If $f$ is three times differentiable and $f'(x)\neq 0$, the Schwarz derivative of $f$ at $x$ is defined by $$\mathscr{D}f(x)=\dfrac{f'''(x)}{f'(x)}-\dfrac32\left( \dfrac{f''(x)}{f'(x)}\right)^2.$$ (a) Demonstrate that $$\mathscr{D}(f\circ g)=[\mathscr{D}f\circ g]\cdot g'^2+\mathscr{D}g.$$
My solution: using the chain rule and the product rule and, we obtain
$$(f\circ g)'(x)=f'(g(x))\cdot g'(x)$$ $$(f\circ g)''(x)=f''(g(x))\cdot (g'(x))^2+f'(g(x))\cdot g''(x)$$ $$(f\circ g)'''(x)=f'''(g(x))\cdot (g'(x))^3+2f''(g(x))\cdot g'(x)g''(x)+f''(g(x))\cdot g''(x)g'(x)+f'(g(x))\cdot g'''(x)=f'''(g(x))\cdot (g'(x))^3+3f''(g(x))\cdot g'(x)g''(x)+f'(g(x))\cdot g'''(x)$$
\begin{align*} \mathscr{D}(f\circ g) &= \dfrac{(f\circ g)'''(x)}{(f\circ g)'(x)}-\dfrac32\left( \dfrac{(f\circ g)''(x)}{(f\circ g)'(x)}\right)^2=\\ &= \dfrac{f'''(g(x))\cdot (g'(x))^3+3f''(g(x))\cdot g'(x)g''(x)+f'(g(x))\cdot g'''(x)}{f'(g(x))\cdot g'(x)}-\dfrac32 \left( \dfrac{f''(g(x))\cdot (g'(x))^2+f'(g(x))\cdot g''(x)}{f'(g(x))\cdot g'(x)}\right)^2 =\\ &= \dfrac{f'''(g(x))}{f'(g(x))}(g'(x))^2+3\dfrac{f''(g(x))}{f'(g(x))}g''(x)+\dfrac{g'''(x)}{g'(x)}-\dfrac32 \left( \left( \dfrac{f''(g(x))}{f'(g(x))}\right)^2(g'(x))^2+2\dfrac{f''(g(x))}{f'(g(x))}g''(x)+\left( \dfrac{g''(x)}{g'(x)}\right)^2\right)=\\ &= \left( \dfrac{f'''(g(x))}{f'(g(x))}-\dfrac32 \left( \dfrac{f''(g(x))}{f'(g(x))}\right) \right) (g'(x))^2+\left( \dfrac{g'''(x)}{g'(x)}-\dfrac32 \left( \dfrac{g''(x)}{g'(x)}\right)^2 \right) =[\mathscr{D}f\circ g]\cdot (g')^2+\mathscr{D}g \end{align*}
(b) Show that if $f(x)=\dfrac{ax+b}{cx+d}$, with $ad-bc\neq 0$, then $\mathscr{D}f=0$. Therefore, $\mathscr{D}(f\circ g)=\mathscr{D}g$.

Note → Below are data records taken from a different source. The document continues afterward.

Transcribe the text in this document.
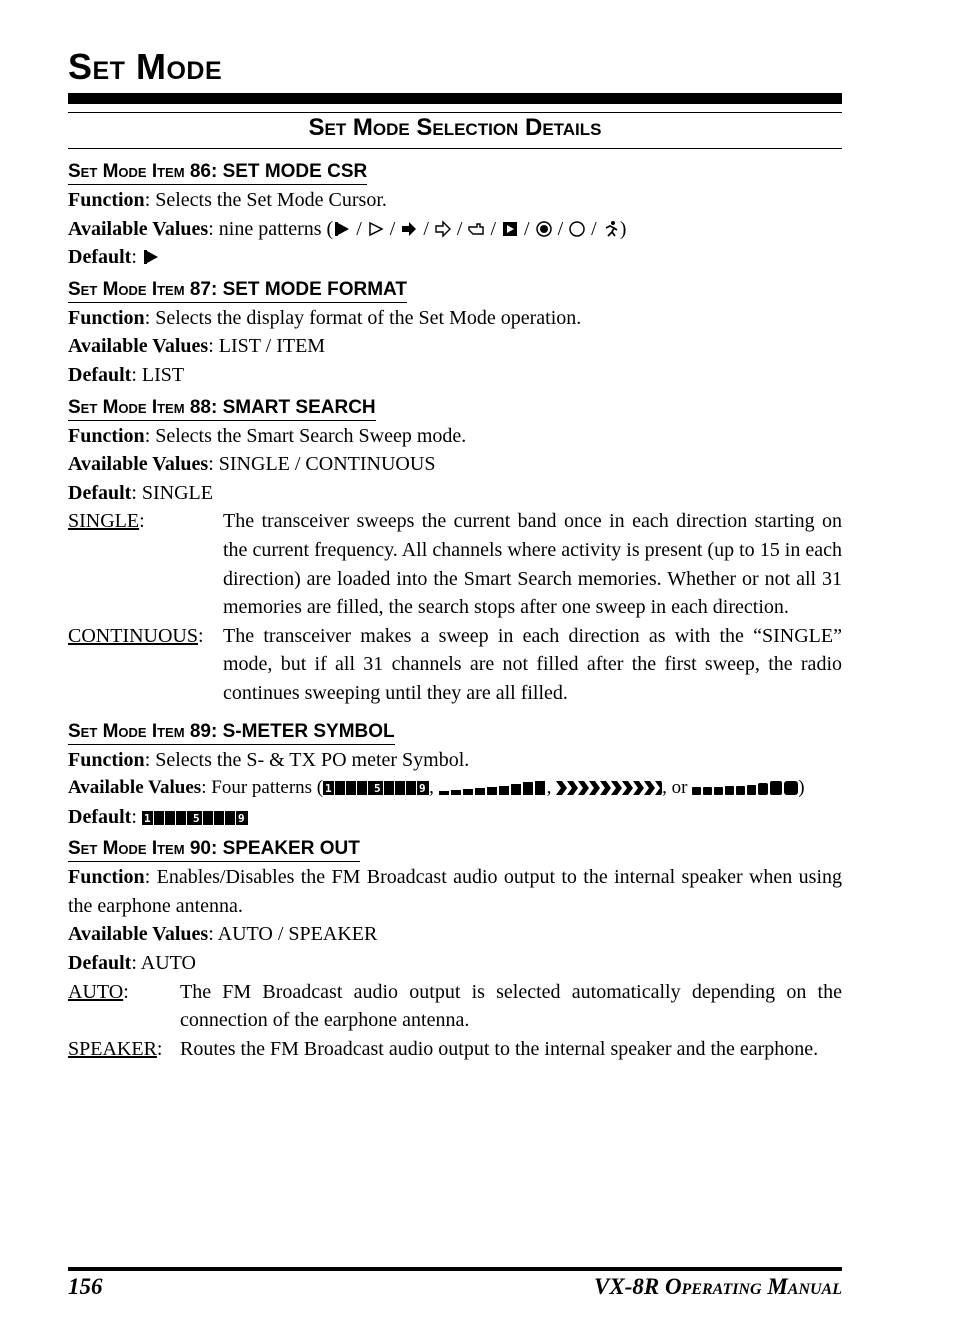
Set Mode
Set Mode Selection Details
Set Mode Item 86: SET MODE CSR
Function: Selects the Set Mode Cursor.
Available Values: nine patterns ( / / / / / / / / )
Default:
Set Mode Item 87: SET MODE FORMAT
Function: Selects the display format of the Set Mode operation.
Available Values: LIST / ITEM
Default: LIST
Set Mode Item 88: SMART SEARCH
Function: Selects the Smart Search Sweep mode.
Available Values: SINGLE / CONTINUOUS
Default: SINGLE
SINGLE:	The transceiver sweeps the current band once in each direction starting on the current frequency. All channels where activity is present (up to 15 in each direction) are loaded into the Smart Search memories. Whether or not all 31 memories are filled, the search stops after one sweep in each direction.
CONTINUOUS: The transceiver makes a sweep in each direction as with the “SINGLE” mode, but if all 31 channels are not filled after the first sweep, the radio continues sweeping until they are all filled.
Set Mode Item 89: S-METER SYMBOL
Function: Selects the S- & TX PO meter Symbol.
Available Values: Four patterns ( 1	5	9 ,	,	, or	)
Default: 1	5	9
Set Mode Item 90: SPEAKER OUT
Function: Enables/Disables the FM Broadcast audio output to the internal speaker when using the earphone antenna.
Available Values: AUTO / SPEAKER
Default: AUTO
AUTO:	The FM Broadcast audio output is selected automatically depending on the connection of the earphone antenna.
SPEAKER: Routes the FM Broadcast audio output to the internal speaker and the earphone.
156	VX-8R Operating Manual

My solution: $f(x)=\dfrac{ax+b}{cx+d}$, where $ad-bc\neq 0$.
We have $f(x)=\dfrac{a}{c}-\dfrac{ad-bc}{c(cx+d)}$.
We can find $f'$, $f''$, and $f'''$:
$$f'(x)=\dfrac{ad-bc}{(cx+d)^2}$$ $$f''(x)=-2c\cdot \dfrac{ad-bc}{(cx+d)^3}$$ $$f'''(x)=6c^2\cdot \dfrac{ad-bc}{(cx+d)^4}$$
Then we have $\dfrac{f'''(x)}{f'(x)}=\dfrac{6c^2}{(cx+d)^2}$ and $\dfrac{f''(x)}{f'(x)}=-\dfrac{2c}{cx+d}$.
$$\mathscr{D}f(x)=\dfrac{f'''(x)}{f'(x)}-\dfrac32\left( \dfrac{f''(x)}{f'(x)}\right)^2 =\dfrac{6c^2}{(cx+d)^2}-\dfrac32\dfrac{4c^2}{(cx+d)^2}=0$$
Therefore, $\mathscr{D}(f\circ g)=[\mathscr{D}f\circ g]\cdot (g')^2+\mathscr{D}g=0\cdot (g')^2+\mathscr{D}g=\mathscr{D}g$.
Is my solution correct? Anything to improve or comment on?